Das schönste Far Cry
Trotz der Nummer-sicher-Strategie ist Far Cry Primal der mutigste Vertreter der Serie. Das liegt an der Steinzeit. Diesbezüglich hat sich Ubisoft nicht lumpen lassen. Von der ersten Sekunde an, wenn ihr zum ersten Mal Oros betretet, zieht euch diese Welt in ihren Bann. Egal ob ihr den eisigen Norden erkundet und aufpassen müsst, nicht zu erfrieren, oder die malerischen Waldlandschaften erkundet: Oros ist eine offene Welt, in der ihr gerne Zeit verbringen werdet. Es ist auch eine lebendige Welt. Ihr trefft andere Wenjas, die durch die Natur streifen, könnt Tiere bei der Jagd beobachten und euch an den schönen Lichteffekten ergötzen, die durch die Baumkronen blitzen.
Nachts wendet sich das Blatt: Die einst so wunderschöne Kulisse wird zu einem gespenstischen und gefährlicheren Ort.

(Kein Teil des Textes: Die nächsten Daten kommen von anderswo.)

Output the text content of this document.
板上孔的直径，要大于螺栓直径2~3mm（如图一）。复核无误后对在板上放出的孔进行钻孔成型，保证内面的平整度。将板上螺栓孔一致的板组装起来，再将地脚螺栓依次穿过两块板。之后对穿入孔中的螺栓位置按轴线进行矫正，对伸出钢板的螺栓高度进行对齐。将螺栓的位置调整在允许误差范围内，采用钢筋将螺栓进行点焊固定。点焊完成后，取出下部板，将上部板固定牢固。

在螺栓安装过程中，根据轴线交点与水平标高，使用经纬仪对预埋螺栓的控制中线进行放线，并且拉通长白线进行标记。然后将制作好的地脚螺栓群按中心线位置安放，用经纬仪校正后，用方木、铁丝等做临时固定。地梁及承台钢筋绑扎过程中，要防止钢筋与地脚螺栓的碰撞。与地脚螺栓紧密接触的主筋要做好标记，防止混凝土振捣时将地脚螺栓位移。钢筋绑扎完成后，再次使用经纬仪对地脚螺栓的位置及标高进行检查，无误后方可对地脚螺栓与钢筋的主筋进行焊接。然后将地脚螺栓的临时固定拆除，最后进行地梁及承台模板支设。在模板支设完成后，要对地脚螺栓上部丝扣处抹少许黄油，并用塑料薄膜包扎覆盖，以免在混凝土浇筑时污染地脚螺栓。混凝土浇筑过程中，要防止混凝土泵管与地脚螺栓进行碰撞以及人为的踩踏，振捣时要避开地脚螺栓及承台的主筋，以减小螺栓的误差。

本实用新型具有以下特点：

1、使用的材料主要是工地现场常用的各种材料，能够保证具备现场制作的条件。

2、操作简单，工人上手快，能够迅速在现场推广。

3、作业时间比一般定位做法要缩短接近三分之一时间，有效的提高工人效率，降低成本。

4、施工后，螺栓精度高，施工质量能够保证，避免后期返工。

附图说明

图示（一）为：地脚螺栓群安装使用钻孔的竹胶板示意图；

Wölfe ziehen in großen Rudeln durch die Gegend und machen Jagd auf alles, was nicht bei drei auf den Bäumen ist. Anfangs solltet ihr euch nur vorsichtig fortbewegen oder im Lager auf die faule Haut legen, um bis zum Sonnenaufgang zu schlafen. Später, wenn ihr Takkar ordentlich aufgelevelt und ein starkes Raubtier an eurer Seite habt, könnt ihr auch nachts die Welt erkunden.
Die Dunja Engine, die schon bei den vorherigen Teilen verwenet wurde, lässt eindrucksvoll ihre Muskeln spielen. Zwar gab es während unserer Testphase vereinzelt Auffälligkeiten wie Gegner, die in Felsformationen steckten, oder eingefroren in der Gegend herumstanden, aber abgesehen davon macht das Spiel einen technisch ausgereiften Eindruck. Der heimliche Star neben der Spielwelt ist jedoch die Klangkulisse. Ihr bekommt eine steinzeitliche Sprache serviert, die Ubisoft von einem Team aus Sprachexperten kreieren ließ, und auch die Umgebungsgeräusche in der Welt sind hervorragend. Sie verstärken die fantastische Atmosphäre zusätzlich.